6-Did you conduct some statistical tests to see if your results are significant.

Author Response

Thank you for your review and notes! We try to resolve them point per point:

1.) Figure 6 (a) illustrates the out-of-specification (OOS) rate - which is a direct measure of product quality - over the number of invested runs. One can see that, at around 50 invested total runs (x-axis), the mean OOS rate of the state-of-the-art approach lies at around 8% (dashed line) while hDoE lies around 3% (solid line). This is a +50% decrease in number of total runs for a ground truth process that we consider simple.

2.) Ad motivation: In the introduction we try to illustrate the need for a more flexible process characterization method by highlighting the importance of the PAR in a control strategy and what to do when the PAR is too narrow. Essentially, hDoE is a method for improving the PAR, which is why we chose this as our motivation. This is explicitly stated in line 128 – 131.

Ad contribution: From line 133 we list in three bullet points what our contribution is.

Ad guide: Thank you for this note, as this adds to clarity. We supplemented the corresponding section numbers to the bullet points in line 133, so the reader knows where to find this information.

3.) All other equations represent ground truth equations that we defined ourselves. The point of those is to define a set of relations and coefficients that should be detected by the hDoE procedure.

4.) We included all images in their original, lossless vector data format – which might not be displayed correctly in older version of MS Word. However, if quality refers to the image size, we can ask the editors if there is a way to enlarge them in the manuscript.

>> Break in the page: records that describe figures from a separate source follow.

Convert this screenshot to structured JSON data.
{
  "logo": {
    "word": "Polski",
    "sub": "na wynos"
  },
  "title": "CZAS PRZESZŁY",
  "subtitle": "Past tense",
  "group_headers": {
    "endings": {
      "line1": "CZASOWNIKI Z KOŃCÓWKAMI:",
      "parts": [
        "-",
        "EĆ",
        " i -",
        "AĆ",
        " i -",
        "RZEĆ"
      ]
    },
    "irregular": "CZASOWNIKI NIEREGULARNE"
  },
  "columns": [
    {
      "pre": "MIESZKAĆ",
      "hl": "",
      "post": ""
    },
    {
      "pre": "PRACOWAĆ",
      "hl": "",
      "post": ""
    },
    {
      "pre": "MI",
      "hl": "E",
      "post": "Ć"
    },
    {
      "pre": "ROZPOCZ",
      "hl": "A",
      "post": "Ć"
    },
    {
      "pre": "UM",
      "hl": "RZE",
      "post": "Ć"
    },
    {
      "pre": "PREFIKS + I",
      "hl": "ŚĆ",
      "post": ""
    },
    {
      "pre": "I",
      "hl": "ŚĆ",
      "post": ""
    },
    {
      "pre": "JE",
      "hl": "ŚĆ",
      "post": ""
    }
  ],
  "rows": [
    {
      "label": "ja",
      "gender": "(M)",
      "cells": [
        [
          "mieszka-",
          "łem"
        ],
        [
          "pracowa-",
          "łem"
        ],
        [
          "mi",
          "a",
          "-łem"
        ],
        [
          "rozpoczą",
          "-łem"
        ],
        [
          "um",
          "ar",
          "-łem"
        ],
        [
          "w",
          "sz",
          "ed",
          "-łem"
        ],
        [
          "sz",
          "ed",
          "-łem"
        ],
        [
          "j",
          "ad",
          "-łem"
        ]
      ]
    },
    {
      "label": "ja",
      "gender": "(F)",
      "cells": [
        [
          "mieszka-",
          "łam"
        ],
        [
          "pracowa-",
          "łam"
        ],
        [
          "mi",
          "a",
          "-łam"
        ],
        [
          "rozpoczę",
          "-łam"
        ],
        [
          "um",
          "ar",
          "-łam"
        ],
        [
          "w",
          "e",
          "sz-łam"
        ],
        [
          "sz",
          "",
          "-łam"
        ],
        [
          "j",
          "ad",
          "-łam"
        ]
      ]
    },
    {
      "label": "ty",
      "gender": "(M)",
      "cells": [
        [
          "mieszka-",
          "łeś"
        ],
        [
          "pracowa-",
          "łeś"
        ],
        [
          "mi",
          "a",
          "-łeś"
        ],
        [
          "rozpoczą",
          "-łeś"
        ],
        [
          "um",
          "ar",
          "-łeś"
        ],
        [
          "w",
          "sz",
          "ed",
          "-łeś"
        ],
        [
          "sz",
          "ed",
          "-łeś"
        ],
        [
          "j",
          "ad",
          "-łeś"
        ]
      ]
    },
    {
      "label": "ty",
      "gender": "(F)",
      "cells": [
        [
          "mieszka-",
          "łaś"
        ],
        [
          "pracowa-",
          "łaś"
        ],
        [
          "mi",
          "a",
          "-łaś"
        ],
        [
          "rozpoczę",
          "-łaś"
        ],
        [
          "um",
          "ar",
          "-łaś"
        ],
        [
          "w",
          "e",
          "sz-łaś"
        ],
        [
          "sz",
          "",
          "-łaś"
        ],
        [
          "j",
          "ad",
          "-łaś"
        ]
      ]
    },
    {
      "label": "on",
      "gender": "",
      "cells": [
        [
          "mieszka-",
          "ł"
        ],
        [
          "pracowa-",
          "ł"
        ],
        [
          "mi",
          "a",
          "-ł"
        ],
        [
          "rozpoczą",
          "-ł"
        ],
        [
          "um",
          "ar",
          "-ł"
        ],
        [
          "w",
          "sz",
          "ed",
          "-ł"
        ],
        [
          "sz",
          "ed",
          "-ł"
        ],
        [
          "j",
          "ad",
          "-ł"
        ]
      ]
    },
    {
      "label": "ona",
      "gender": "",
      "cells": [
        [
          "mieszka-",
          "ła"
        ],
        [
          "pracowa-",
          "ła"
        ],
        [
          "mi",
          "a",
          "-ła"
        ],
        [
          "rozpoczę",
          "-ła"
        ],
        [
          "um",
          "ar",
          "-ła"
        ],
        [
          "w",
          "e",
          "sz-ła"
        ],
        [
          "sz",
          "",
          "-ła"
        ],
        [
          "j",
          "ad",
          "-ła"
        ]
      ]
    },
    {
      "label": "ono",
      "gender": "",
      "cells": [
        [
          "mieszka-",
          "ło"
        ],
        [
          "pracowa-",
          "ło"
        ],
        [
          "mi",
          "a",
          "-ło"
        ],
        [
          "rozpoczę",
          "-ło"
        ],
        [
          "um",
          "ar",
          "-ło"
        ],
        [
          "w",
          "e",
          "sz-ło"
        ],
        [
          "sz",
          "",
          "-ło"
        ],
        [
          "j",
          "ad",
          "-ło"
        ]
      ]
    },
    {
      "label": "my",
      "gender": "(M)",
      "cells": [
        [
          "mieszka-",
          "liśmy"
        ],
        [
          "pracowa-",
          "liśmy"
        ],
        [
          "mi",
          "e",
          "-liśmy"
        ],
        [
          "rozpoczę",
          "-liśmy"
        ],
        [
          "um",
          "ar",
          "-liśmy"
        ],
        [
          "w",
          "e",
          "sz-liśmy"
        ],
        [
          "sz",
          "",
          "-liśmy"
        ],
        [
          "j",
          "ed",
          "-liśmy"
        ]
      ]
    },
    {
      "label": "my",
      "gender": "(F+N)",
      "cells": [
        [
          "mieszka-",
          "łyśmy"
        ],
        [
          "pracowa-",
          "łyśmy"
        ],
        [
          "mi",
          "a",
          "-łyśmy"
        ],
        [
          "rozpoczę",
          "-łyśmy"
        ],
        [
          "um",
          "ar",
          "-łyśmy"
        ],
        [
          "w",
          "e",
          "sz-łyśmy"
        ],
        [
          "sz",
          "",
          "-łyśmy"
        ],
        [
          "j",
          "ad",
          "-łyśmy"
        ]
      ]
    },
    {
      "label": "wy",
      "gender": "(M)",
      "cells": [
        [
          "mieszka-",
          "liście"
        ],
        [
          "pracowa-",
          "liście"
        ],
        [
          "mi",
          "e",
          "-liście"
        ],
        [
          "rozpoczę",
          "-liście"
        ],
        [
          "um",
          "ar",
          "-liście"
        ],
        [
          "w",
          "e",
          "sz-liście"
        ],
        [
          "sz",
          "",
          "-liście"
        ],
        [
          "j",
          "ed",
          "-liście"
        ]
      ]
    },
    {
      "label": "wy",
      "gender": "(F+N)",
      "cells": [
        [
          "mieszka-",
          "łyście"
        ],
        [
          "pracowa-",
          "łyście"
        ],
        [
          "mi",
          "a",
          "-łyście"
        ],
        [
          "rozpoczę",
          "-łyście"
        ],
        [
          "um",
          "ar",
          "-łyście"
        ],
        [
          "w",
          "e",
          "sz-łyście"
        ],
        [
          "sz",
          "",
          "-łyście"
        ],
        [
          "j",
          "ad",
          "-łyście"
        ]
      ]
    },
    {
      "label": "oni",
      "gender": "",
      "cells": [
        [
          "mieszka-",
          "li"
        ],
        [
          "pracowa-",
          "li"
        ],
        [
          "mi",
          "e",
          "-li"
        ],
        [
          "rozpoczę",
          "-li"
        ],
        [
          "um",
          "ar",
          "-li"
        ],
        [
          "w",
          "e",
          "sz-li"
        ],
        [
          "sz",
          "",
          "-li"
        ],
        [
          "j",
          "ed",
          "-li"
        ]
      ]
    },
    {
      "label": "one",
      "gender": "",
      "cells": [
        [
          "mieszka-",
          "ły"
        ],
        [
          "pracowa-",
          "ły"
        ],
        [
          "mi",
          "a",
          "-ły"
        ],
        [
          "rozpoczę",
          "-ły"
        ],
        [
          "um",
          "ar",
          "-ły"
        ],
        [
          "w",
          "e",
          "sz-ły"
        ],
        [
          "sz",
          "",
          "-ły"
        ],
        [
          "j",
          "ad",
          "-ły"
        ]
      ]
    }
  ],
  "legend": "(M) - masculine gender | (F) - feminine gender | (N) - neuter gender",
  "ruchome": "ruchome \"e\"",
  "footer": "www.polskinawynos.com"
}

5.) Ad significance tests: All models involved in the IPM and the simulation study in general only include significant parameters, yes (with a p-value threshold of 0.05, see table 1). Related to the robustness of results: the simulation studies were repeated 100 times and only statistics like the mean and standard deviation reported and we included the distribution of final parameter estimates in figure 8.

Reviewer 3 Report

The paper explores a new holistic Design of Experiment by using an integrated process model to approach the biopharmaceutical process.

It could be an effective proposal for biopharmaceutical sector.

Author Response

Thank you for the review and your approval of the manuscript!